HOW
I CAME TO WRITE THIS STORY:
A
Pocketful of Sand, by Albert Tucher (Needle,
Winter 2014-2015)
In
1994 my brother, who was then a Coast Guard officer, had just been posted to
Hawaii. He and his wife knew no one in the islands at that point, and I decided
to spend Thanksgiving with them. I thought I was doing my family duty. I am not
a tropical kind of guy at all, and I expected one visit to last a lifetime.
Twenty
years later I have returned a dozen times. I have visited the four main
islands, but my favorite is Hawaii, aka The Big Island. The range of experience
there takes includes active volcanoes, some of the world’s best beaches, the
rainforest, and high country that could pass for Wyoming or Montana.
On
one visit in the year 2000 I hiked down into the Waipi’o Valley in the
northeast of the island. The only access to the valley is a road so steep that
two-wheel-drive vehicles lose their grip and free fall hundreds of feet. It has
happened.
“And
God said, let me tell you about green.” That’s how one of my characters
describes the valley. Green becomes a new experience, and so does the white of
brilliant waterfalls draping themselves over the rim.
We’re
not in Newark anymore.
Forty
to fifty residents try to get away from it all in the valley, which is big
enough to have supported a population of about three thousand in the days
before the Europeans arrived. Without wishing to give offense, I am forced to
say that a substantial percentage of the residents are misanthropic in the
extreme. I have heard that they also tend to feud among themselves, and that
the Hawaii County Police leave them to pursue their social lives without
interference.
Not
all hazards are human. Wild pigs and horses roam the valley. I encountered a
stallion obstructing a trailhead and plainly daring anyone to challenge him. I
didn’t.
The
year 2000 was also when I began to write about my series character, prostitute
Diana Andrews. After sampling the intoxicating brew of beauty and menace in the
Waipi’o Valley, I knew I had to send Diana there. In one of my still
unpublished novels, called Tentacles, she tries to earn the biggest
payday of her career by backpacking into the valley with a client who neglects
to mention that some very nasty people are after him.
One
of the supporting characters in that novel is a Hawaii County Police detective
named Errol Coutinho, and it turns out that he can carry stories of his own. So
far, A Pocketful of Sand is the most
substantial Coutinho story to see publication. His territory is the Hilo side
of the island, and in particular the region known as Puna, in the southeast.

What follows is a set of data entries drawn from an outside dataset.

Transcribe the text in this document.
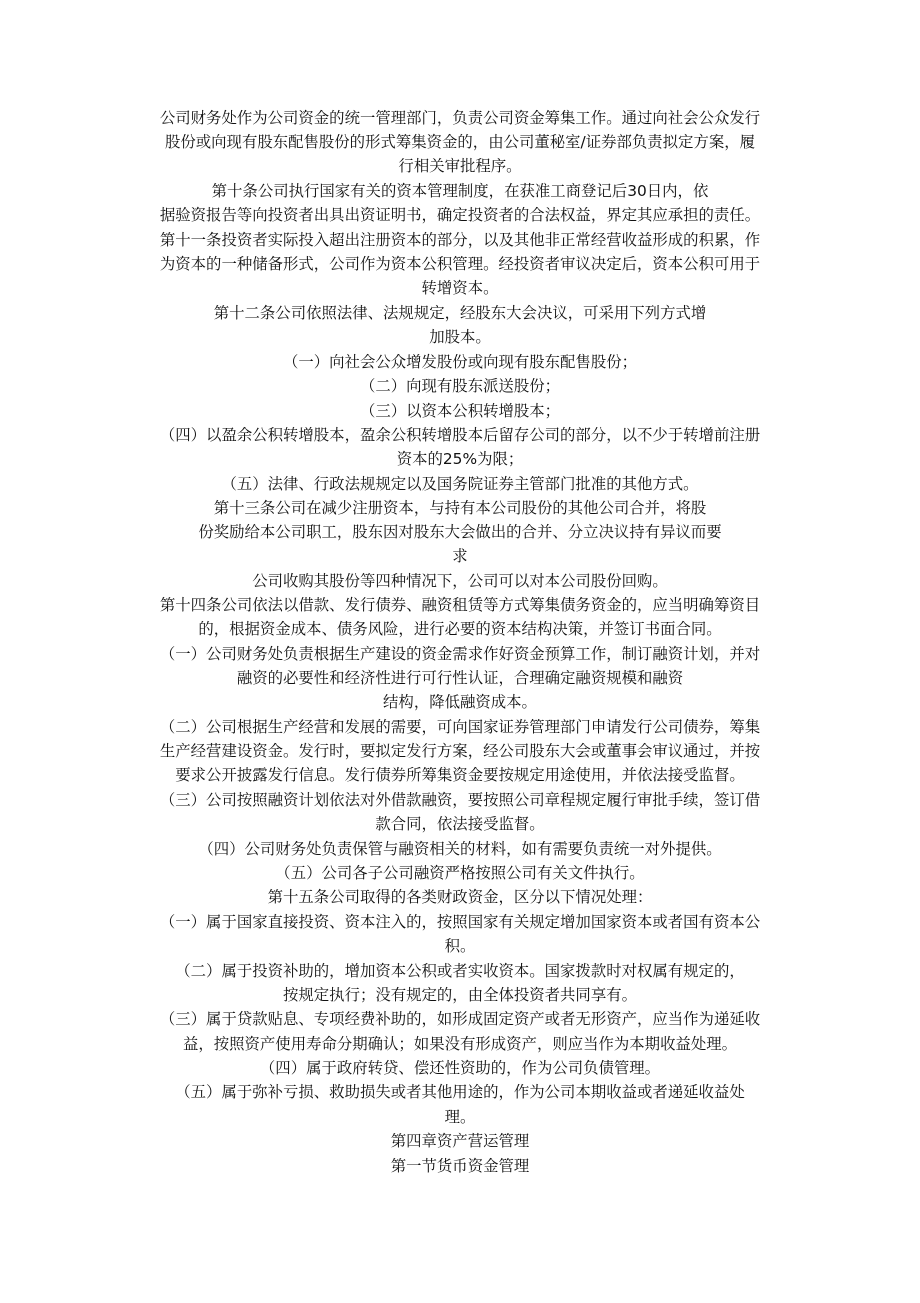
公司财务处作为公司资金的统一管理部门，负责公司资金筹集工作。通过向社会公众发行
股份或向现有股东配售股份的形式筹集资金的，由公司董秘室/证券部负责拟定方案，履
行相关审批程序。
第十条公司执行国家有关的资本管理制度，在获准工商登记后30日内，依
据验资报告等向投资者出具出资证明书，确定投资者的合法权益，界定其应承担的责任。
第十一条投资者实际投入超出注册资本的部分，以及其他非正常经营收益形成的积累，作
为资本的一种储备形式，公司作为资本公积管理。经投资者审议决定后，资本公积可用于
转增资本。
第十二条公司依照法律、法规规定，经股东大会决议，可采用下列方式增
加股本。
（一）向社会公众增发股份或向现有股东配售股份；
（二）向现有股东派送股份；
（三）以资本公积转增股本；
（四）以盈余公积转增股本，盈余公积转增股本后留存公司的部分，以不少于转增前注册
资本的25%为限；
（五）法律、行政法规规定以及国务院证券主管部门批准的其他方式。
第十三条公司在减少注册资本，与持有本公司股份的其他公司合并，将股
份奖励给本公司职工，股东因对股东大会做出的合并、分立决议持有异议而要
求
公司收购其股份等四种情况下，公司可以对本公司股份回购。
第十四条公司依法以借款、发行债券、融资租赁等方式筹集债务资金的，应当明确筹资目
的，根据资金成本、债务风险，进行必要的资本结构决策，并签订书面合同。
（一）公司财务处负责根据生产建设的资金需求作好资金预算工作，制订融资计划，并对
融资的必要性和经济性进行可行性认证，合理确定融资规模和融资
结构，降低融资成本。
（二）公司根据生产经营和发展的需要，可向国家证券管理部门申请发行公司债券，筹集
生产经营建设资金。发行时，要拟定发行方案，经公司股东大会或董事会审议通过，并按
要求公开披露发行信息。发行债券所筹集资金要按规定用途使用，并依法接受监督。
（三）公司按照融资计划依法对外借款融资，要按照公司章程规定履行审批手续，签订借
款合同，依法接受监督。
（四）公司财务处负责保管与融资相关的材料，如有需要负责统一对外提供。
（五）公司各子公司融资严格按照公司有关文件执行。
第十五条公司取得的各类财政资金，区分以下情况处理：
（一）属于国家直接投资、资本注入的，按照国家有关规定增加国家资本或者国有资本公
积。
（二）属于投资补助的，增加资本公积或者实收资本。国家拨款时对权属有规定的，
按规定执行；没有规定的，由全体投资者共同享有。
（三）属于贷款贴息、专项经费补助的，如形成固定资产或者无形资产，应当作为递延收
益，按照资产使用寿命分期确认；如果没有形成资产，则应当作为本期收益处理。
（四）属于政府转贷、偿还性资助的，作为公司负债管理。
（五）属于弥补亏损、救助损失或者其他用途的，作为公司本期收益或者递延收益处
理。
第四章资产营运管理
第一节货币资金管理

The population center of Puna, the small town of Pahoa, has been making the
news lately, as it waits to be overwhelmed by lava from the current eruption of
Kilauea.
Puna
is the heart of the rainforest. Sparsely populated and lightly policed, it is
home to marijuana farmers, meth cookers, survivalists, fugitives, and Sixties
holdovers. Several notorious crimes in the region have stimulated my
imagination. Some names to Google: Dana Ireland, Ken and Yvonne Mathison,
Brittany Royal, Boaz Johnson.
As
far as I know, no writer of crime fiction has used this setting, which is a
natural for noir. If I’m right about that, I’m willing to go first.